Eso en Galicia. En el País Vasco bastaba enarbolar un discurso que identificara al PP de Basagoiti con la traición a las víctimas para que una parte importante de su electorado se fuera a la abstención y otra al voto útil que evitaría la mayoría absoluta de EH-Bildu, es decir, el PNV, y esto fue defendido por destacados portavoces del movimiento en cenáculos madrileños. Todo estaba listo para que en el momento del recuento de los votos, y una vez confirmado que el PP perdía el poder en Galicia y retrocedía sustancialmente en el País Vasco, se lanzara un mensaje claro de que el Partido Popular necesitaba un cambio de estrategia y, por qué no, de liderazgo.
Sus previsiones, sin embargo fallaron: el PP consolidó la mayoría absoluta en Galicia y aunque se cumplieron, por el contrario, los pronósticos del País Vasco, eso fue suficiente para que Mariano Rajoy saliera reforzado internamente ante una gran mayoría de su partido que de ninguna manera está ni quiere estar en guerras familiares ni en posiciones ultramontanas. Porque, no les quepa la menor duda, este grupo de nostálgicos cuyos portavoces mediáticos transpiran considerables dosis de resentimiento, por mucho ruido que hagan, por mucho que arrecien sus ataques, representan a una minoría dentro del PP y se encuentra muy lejos de ese centro-derecha con el que se identifica la mayor parte de los votantes de Mariano Rajoy, y él mismo y quienes ahora dirigen el rumbo de ese partido con sus aciertos y con sus errores pero mucho más cerca de lo que parece de esa “mayoría silenciosa” a la que tanto alude el presidente del Gobierno.

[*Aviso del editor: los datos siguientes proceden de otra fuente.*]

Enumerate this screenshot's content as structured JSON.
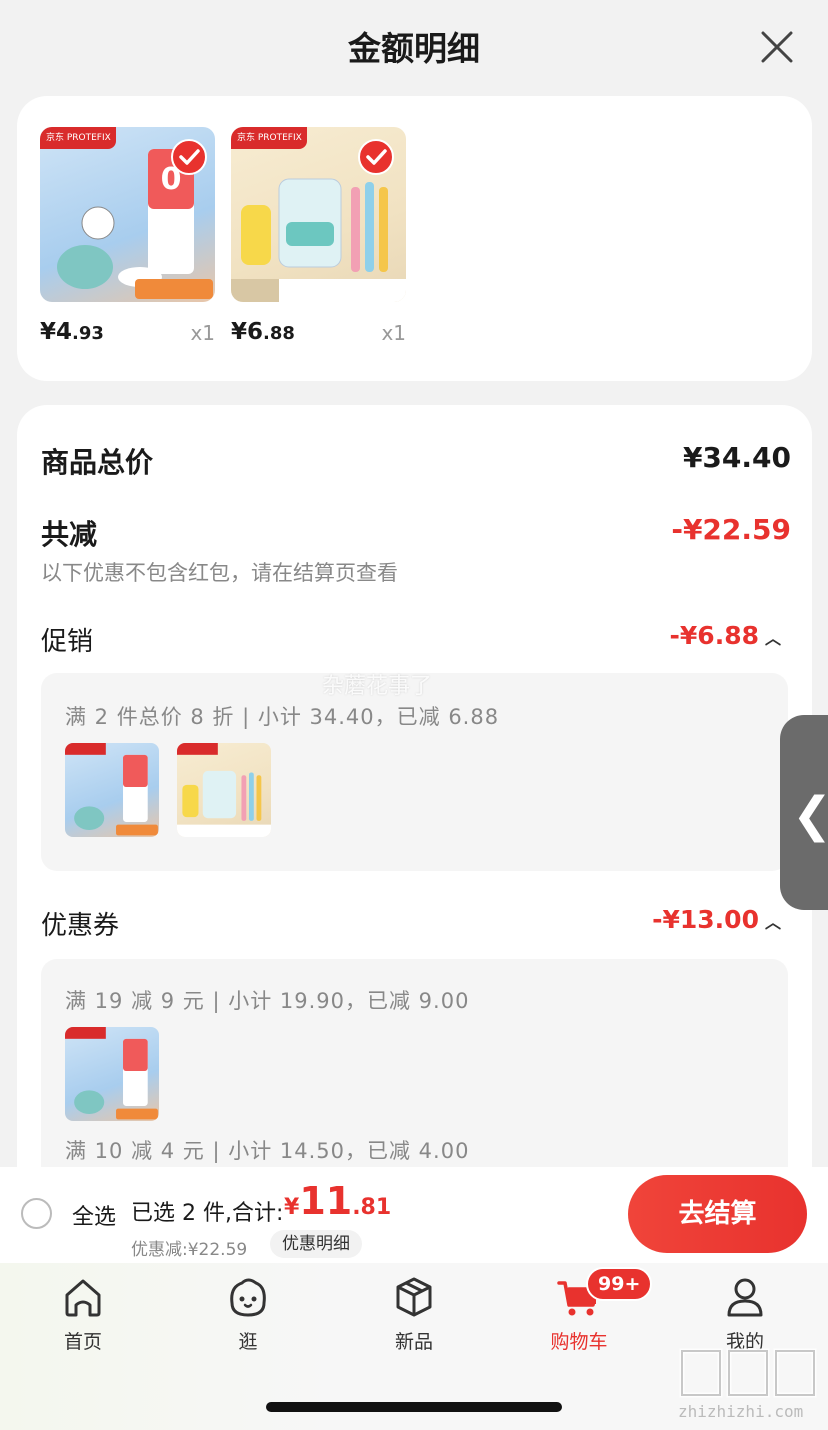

Aún así, a pesar del fracaso de sus intenciones, muchos de ellos no han podido ocultar su insatisfacción y han aprovechado el resultado del PP en el País Vasco para arremeter con una inusitada dureza contra sus líderes actuales y contra todo aquel que se posicionara al lado de ellos, llegando incluso a la descalificación personal más chabacana y nauseabunda como fue el caso del secretario general del PP vasco, Iñaki Oyarzabal, por parte de voceros que se permiten el lujo de dar lecciones de ética y moral pero que luego escudriñan en las biografías de los demás igual que los de Bildu escudriñan en las basuras de las calles de San Sebastián. Tal para cual.

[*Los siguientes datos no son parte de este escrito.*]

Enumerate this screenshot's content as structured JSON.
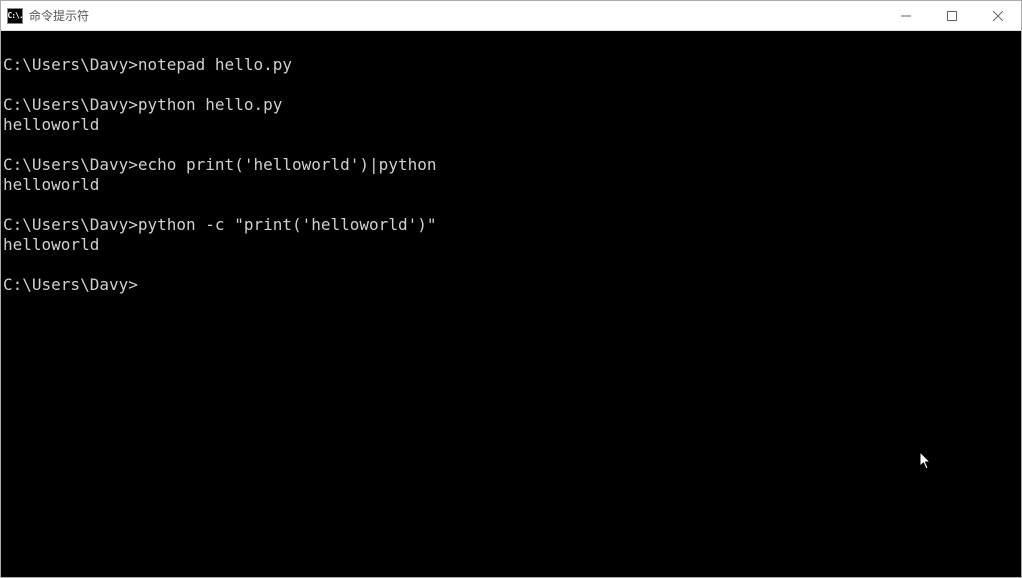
{
  "window": {
    "title": "命令提示符",
    "icon_text": "C:\\."
  },
  "terminal": {
    "prompt": "C:\\Users\\Davy>",
    "blocks": [
      {
        "leading_blank": true,
        "command": "notepad hello.py",
        "output": ""
      },
      {
        "leading_blank": true,
        "command": "python hello.py",
        "output": "helloworld"
      },
      {
        "leading_blank": true,
        "command": "echo print('helloworld')|python",
        "output": "helloworld"
      },
      {
        "leading_blank": true,
        "command": "python -c \"print('helloworld')\"",
        "output": "helloworld"
      },
      {
        "leading_blank": true,
        "command": "",
        "output": ""
      }
    ]
  }
}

Pero no sólo en ese terreno se va a seguir librando la batalla, sino que a pesar de haber salido fortalecido del envite electoral, Mariano Rajoy se ha tenido que cenar esta semana un discurso de reivindicación del centralismo que se encuentra en las antípodas de lo que ahora mismo es el eje central del discurso del PP, es decir, más autonomismo y nuevo modelo de financiación como bien defendería un día después la presidenta del PP Catalán, Alicia Sánchez Camacho, a la que, me imagino, los guardianes de las esencias, los portadores de los valores y los principios habrán puesto ya en la diana por haberse atrevido a responder al discurso de Aznar.

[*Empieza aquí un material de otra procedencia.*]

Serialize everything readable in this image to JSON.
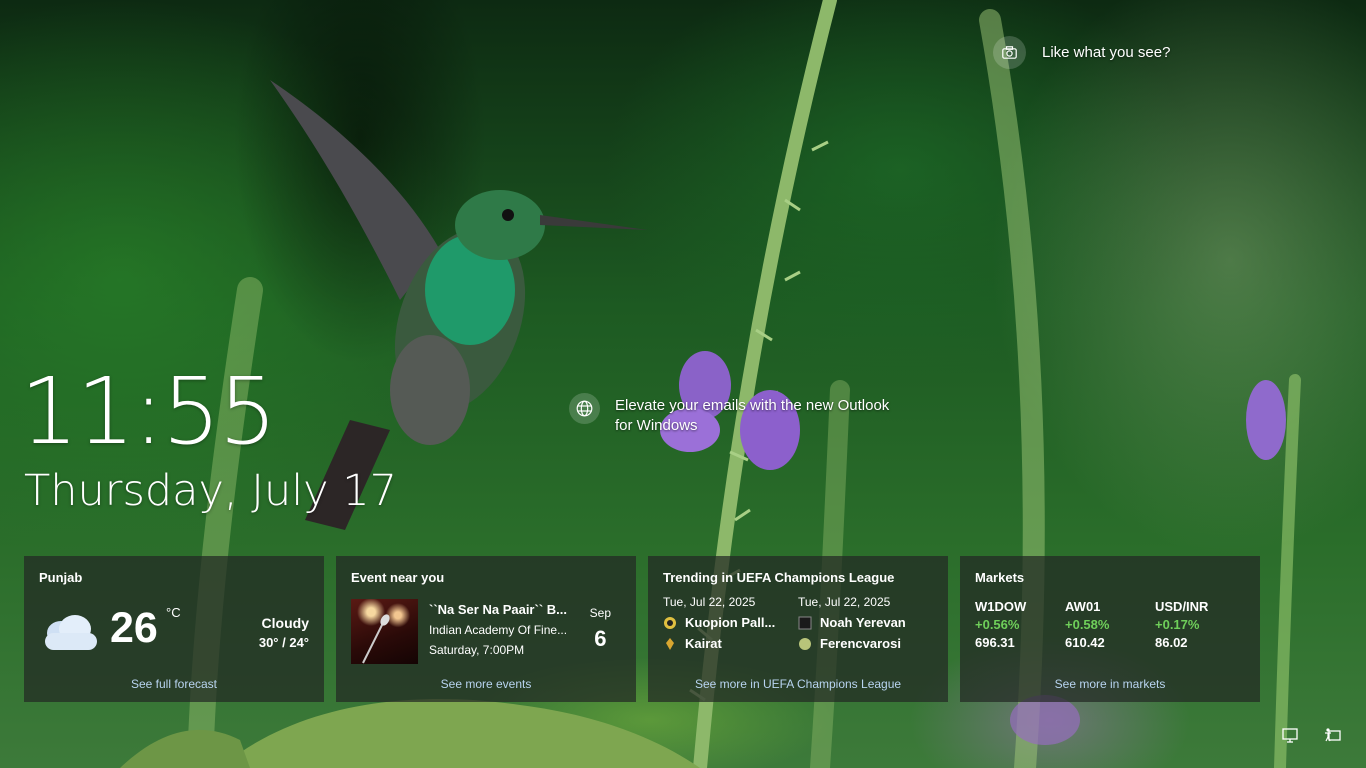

Esta ha sido la penúltima batalla, pero no la última. Rajoy necesita rearmar su discurso y convocar a un pacto nacional que dé sentido a la reforma de la Constitución con el acuerdo de la gran mayoría del Parlamento, como única fórmula que desactive a los enemigos que tiene dentro de su partido y que siguen dispuestos a oficiar el asalto al poder ante cualquier atisbo de debilidad del presidente. Rajoy apuesta por el diálogo, y es el diálogo lo que hará que este país siga caminando por la senda de la convivencia, y no el levantamiento de muros que la hagan imposible.